Die Mächtigen der alten Bundesrepublik konnten lange Zeit hochmütig auf die Aufdeckungsarbeit der Gauck-Behörde schauen. Glaubten sie doch alles Brisante vernichtet. Wie gut sie selbst die Medien im Griff hatten, zeigt allein die Tatsache, daß erst jetzt ein Beschluß des Kohl-Kabinetts publik bzw. in seiner ganzen Bedeutung erkannt wurde: die im Mai 1990 beschlossene Vernichtung von Protokollen der Staatssicherheit, die dem Westen in die Hände gefallen waren. Da glaubte man im Westen vollenden zu können, was die Männer von Markus Wolf nicht gründlich genug schafften, weil die Reißwölfe heißgelaufen den Dienst versagten oder einige Offiziere Akten an den Verfassungsschutz verkauften. Ironie der Geschichte: Zumindestens in den Monaten Mai und Juni schredderten Stasi und Verfassungsschutz gemeinsam, die einen in der noch existierenden DDR, die anderen in der Bundesrepublik. Ausnahme das Land Berlin, das der Weisung aus Bonn nicht folgte.

Objekt der Vernichtung waren die Abhörprotokolle westdeutscher Politiker. Das Ziel war parteienübergreifend: Spurenbeseitigung. Daran waren alle bürgerlichen Parteien im Westen interessiert.

Später war das nicht mehr legal möglich, denn das Stasi-Unterlagengesetz war in Kraft getreten. Das Gesetz über die Unterlagen des Staatssicherheitsdienstes der ehemaligen Deutschen Demokratischen Republik datiert vom 20. Dezember 1991. Schon damals ahnte Helmut Kohl, daß die Akten, die er lieber zerrissen hätte, einmal die Atmosphäre vergiften würden. Aus heutiger Sicht glaubt man zu ahnen, warum sich Kohl damals so gegen die Verabschiedung dieses Veröffentlichungsgesetzes sperrte, Aber damals war der Druck der DDR-Bürgerbewegung groß. Die wollte nicht auch noch auf das Recht der Aufarbeitung der durchlittenen DDR-Geschichte verzichten.
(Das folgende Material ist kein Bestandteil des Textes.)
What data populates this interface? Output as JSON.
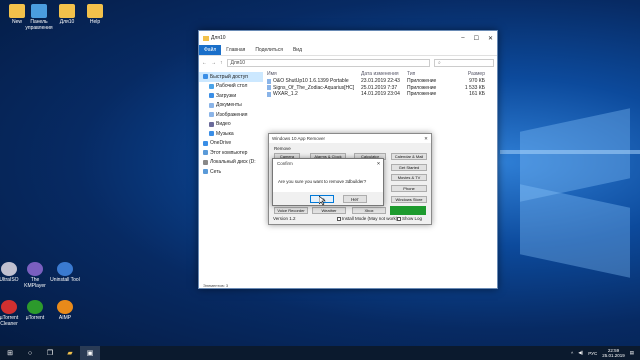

Auch große Teile der CDU unterstützten diesen Wunsch.

Ein Zugeständnis der Politik mit brisanten Spätfolgen. Ein Zeitzünder, der zehn Jahre im Verborgenen tickte. Spätestens nachdem bekannt wurde, daß die Akten der Hauptaufklärung Abwehr sowohl in Rußland als auch in den USA gelandet waren, hätten die Alarmglocken läuten müssen. Die Abhörspezialisten der Stasi hielten sich nicht an die bürgerlichen Regeln. Für sie galt nur, den Klassenfeind auszuspionieren. Von der friedens- und entspannungsfördernden Arbeit seines Dienstes spricht der frühere Chef der Hauptverwaltung Aufklärung (HVA), Markus Wolf, noch heute.

Das Erbe eines untergegangenen Geheimdienstes birgt aber immer Sprengkraft, zumal wenn Politikerklüngel nicht mehr Einfluß haben, was an die Ohren der Regierten dringen darf und was nicht, wenn die gegenseitige Rücksichtnahme zum Schaden der Gesellschaft nicht mehr gilt.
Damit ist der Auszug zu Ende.